Bij een van de ministeries hoorde ik onlangs een voorbeeld dat dit punt mooi illustreert. Het ging om een gesprek tijdens een vergadering over gelijkheid en participatie, en specifiek over bevolkingsgroepen die moeite hebben met rondkomen. Van de ambtenaren die aan tafel zaten zei niemand soortgelijke situaties in de persoonlijke omgeving te kennen. Achteraf bleek echter dat er ook iemand met een migratieachtergrond aan tafel zat die juist uit een soortgelijke omgeving kwam, maar het niet durfde aan te geven! Zij/hij voelde zich niet veilig genoeg om dat te zeggen. En dat terwijl inzichten uit zo’n leefwereld cruciaal zijn voor beleidsvorming. Want hoe kun je je anders een voorstelling maken van de uitdagingen van mensen waar je beleid voor aan het maken bent?  Dit voorbeeld laat zien dat het dominante aanpassingsgedrag geen ruimte laat voor “afwijkende” perspectieven. Op zo’n manier heeft diversiteit vooral een symbolische rol: diverse mensen krijgen een plek in de organisatie maar dat leidt niet tot de inclusie van hun leefwereld en perspectieven. Dit komt door het gebrek aan ontvankelijkheid vanuit de organisatie voor diversiteit aan perspectieven en leefwerelden met mogelijke ontregeling als gevolg. Voor nieuwe verbindingen met de samenleving is daarom een verandering van dominante denk- en handelingskaders van groot belang. 

“Als er wordt gesproken over empowerment dan streeft men ernaar dat burgers in de dominante kaders passen en staan deze kaders zelf niet ter discussie”

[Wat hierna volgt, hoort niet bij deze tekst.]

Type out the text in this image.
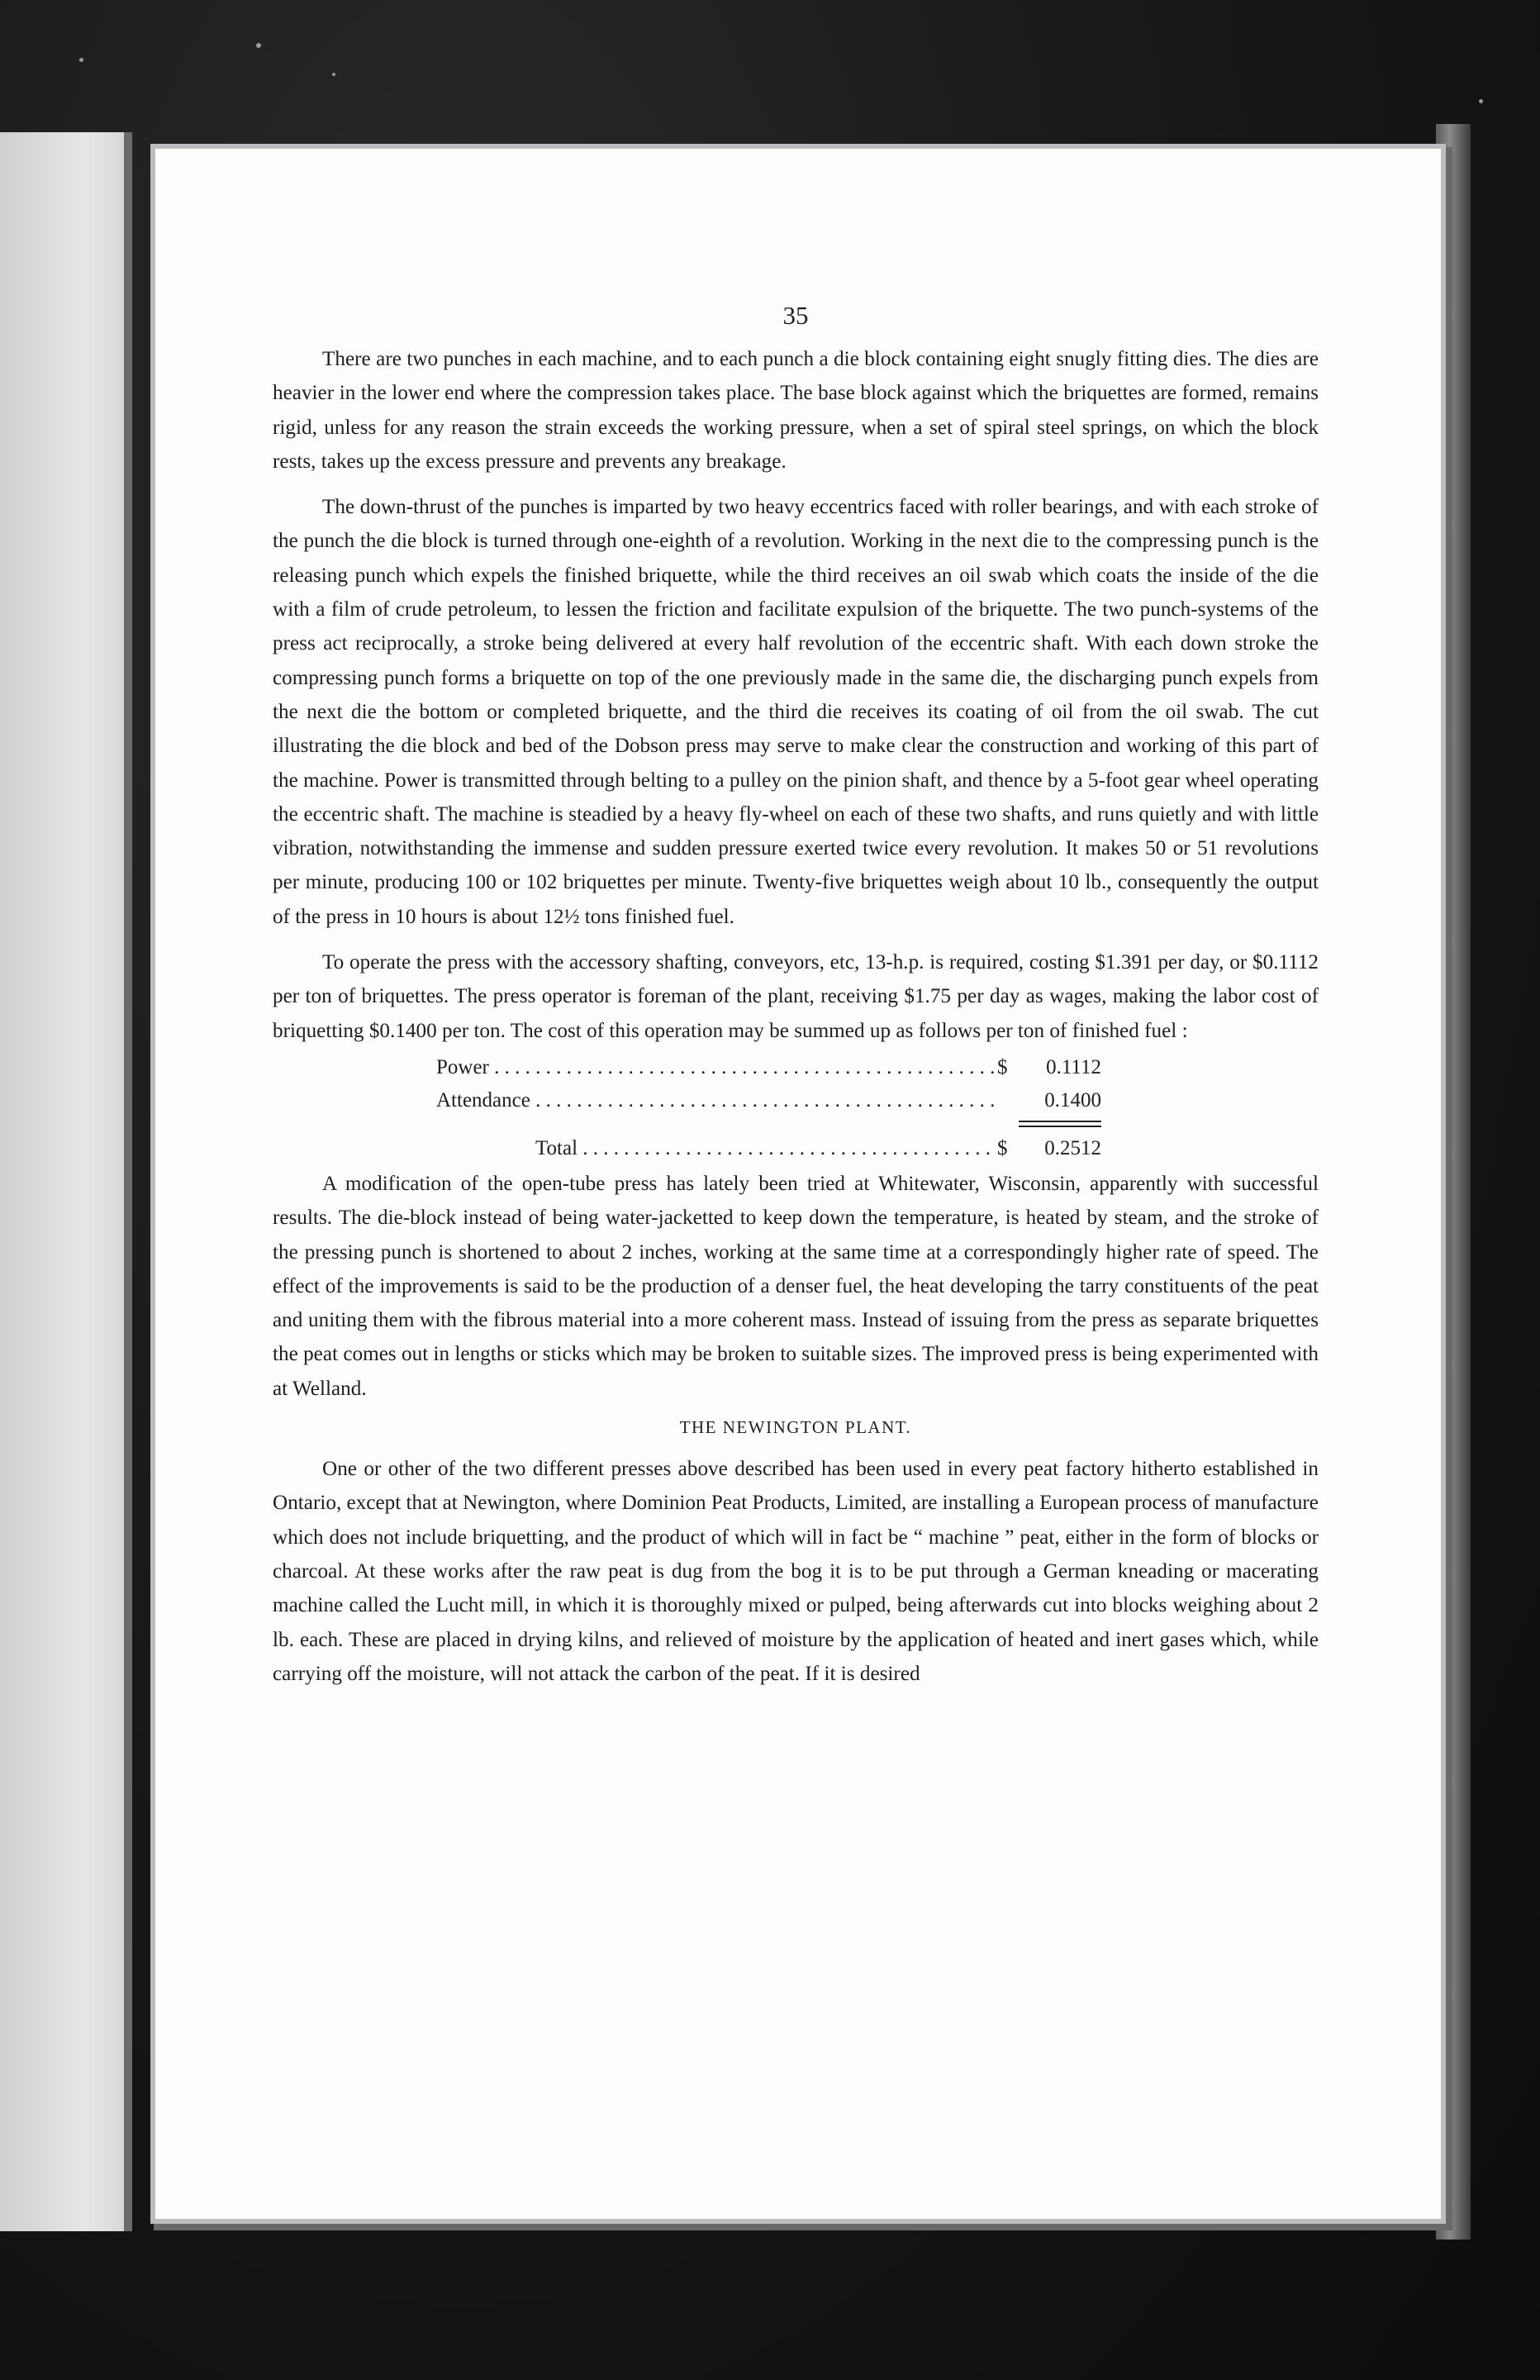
35

There are two punches in each machine, and to each punch a die block containing eight snugly fitting dies. The dies are heavier in the lower end where the compression takes place. The base block against which the briquettes are formed, remains rigid, unless for any reason the strain exceeds the working pressure, when a set of spiral steel springs, on which the block rests, takes up the excess pressure and prevents any breakage.

The down-thrust of the punches is imparted by two heavy eccentrics faced with roller bearings, and with each stroke of the punch the die block is turned through one-eighth of a revolution. Working in the next die to the compressing punch is the releasing punch which expels the finished briquette, while the third receives an oil swab which coats the inside of the die with a film of crude petroleum, to lessen the friction and facilitate expulsion of the briquette. The two punch-systems of the press act reciprocally, a stroke being delivered at every half revolution of the eccentric shaft. With each down stroke the compressing punch forms a briquette on top of the one previously made in the same die, the discharging punch expels from the next die the bottom or completed briquette, and the third die receives its coating of oil from the oil swab. The cut illustrating the die block and bed of the Dobson press may serve to make clear the construction and working of this part of the machine. Power is transmitted through belting to a pulley on the pinion shaft, and thence by a 5-foot gear wheel operating the eccentric shaft. The machine is steadied by a heavy fly-wheel on each of these two shafts, and runs quietly and with little vibration, notwithstanding the immense and sudden pressure exerted twice every revolution. It makes 50 or 51 revolutions per minute, producing 100 or 102 briquettes per minute. Twenty-five briquettes weigh about 10 lb., consequently the output of the press in 10 hours is about 12½ tons finished fuel.

To operate the press with the accessory shafting, conveyors, etc, 13-h.p. is required, costing $1.391 per day, or $0.1112 per ton of briquettes. The press operator is foreman of the plant, receiving $1.75 per day as wages, making the labor cost of briquetting $0.1400 per ton. The cost of this operation may be summed up as follows per ton of finished fuel :

Power . . .	$	0.1112
Attendance . . .	0.1400
Total . . .	$	0.2512

A modification of the open-tube press has lately been tried at Whitewater, Wisconsin, apparently with successful results. The die-block instead of being water-jacketted to keep down the temperature, is heated by steam, and the stroke of the pressing punch is shortened to about 2 inches, working at the same time at a correspondingly higher rate of speed. The effect of the improvements is said to be the production of a denser fuel, the heat developing the tarry constituents of the peat and uniting them with the fibrous material into a more coherent mass. Instead of issuing from the press as separate briquettes the peat comes out in lengths or sticks which may be broken to suitable sizes. The improved press is being experimented with at Welland.

THE NEWINGTON PLANT.

One or other of the two different presses above described has been used in every peat factory hitherto established in Ontario, except that at Newington, where Dominion Peat Products, Limited, are installing a European process of manufacture which does not include briquetting, and the product of which will in fact be “ machine ” peat, either in the form of blocks or charcoal. At these works after the raw peat is dug from the bog it is to be put through a German kneading or macerating machine called the Lucht mill, in which it is thoroughly mixed or pulped, being afterwards cut into blocks weighing about 2 lb. each. These are placed in drying kilns, and relieved of moisture by the application of heated and inert gases which, while carrying off the moisture, will not attack the carbon of the peat. If it is desired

Als je deze dynamiek adresseert, wordt het al snel tot probleem van de individuele medewerker met migratieachtergrond gemaakt, die niet mondig genoeg zou zijn. Zoals mijn leidinggevende toentertijd kritisch naar zijn eigen rol en de bestaande kaders keek, dat zou eigenlijk de leidraad moeten zijn voor hoe organisaties kunnen leren inclusief te zijn: begin door je eigen bril ter discussie te stellen, je eigen fouten te corrigeren en niet de bal altijd bij de medewerkers zelf te leggen.  Dit zie ik  bij ministeries maar ook vele andere organisaties nog te weinig gebeuren. En dat is zonde. 

 

En wat leren we er nog meer van? 

Mijn tweede les heeft te maken met empowerment; het in hun kracht zetten van burgers door vaardigheden te ontwikkelen die hen in staat stellen te participeren. Empowerment gaat meestal uit van het idee dat overheden of maatschappelijke organisaties burgers helpen om (beter) te participeren. Als er wordt gesproken over empowerment dan streeft men ernaar dat burgers in de dominante kaders passen en staan deze kaders zelf niet ter discussie.

“Door het idee dat je goed bezig bent om anderen de kans te geven om onderdeel te zijn van de samenleving of een organisatie, reproduceer je een hiërarchische verhouding”

Men wil er eigenlijk voor zorgen dat mensen zich naar de norm gaan gedragen. Zoals ik al zei, is dat voor mij geen inclusiviteit. Inclusiviteit is structuurverandering, niet alleen het inpassen van burgers binnen de huidige kaders. 

 

Maar is empowerment niet nodig om die ontregelende perspectieven naar voren te brengen?

Wat mij opvalt, is dat veel mensen denken dat ze goed bezig zijn door in te zetten op empowerment. Zonder die goede bedoelingen in twijfel te trekken, zie ik dat ze echte inclusie in de weg staan. Door het idee dat je goed bezig bent om anderen de kans te geven om onderdeel te zijn van de samenleving of een organisatie, reproduceer je een hiërarchische verhouding tussen jezelf als de gever en de ander als de nemer.[3] Er is dan geen verbinding met de leefwereld van de ander en daarom ook geen ruimte om echt te kijken wat de ander nodig heeft. Er is geen wederkerigheid en ook geen gelijkwaardige relatie. 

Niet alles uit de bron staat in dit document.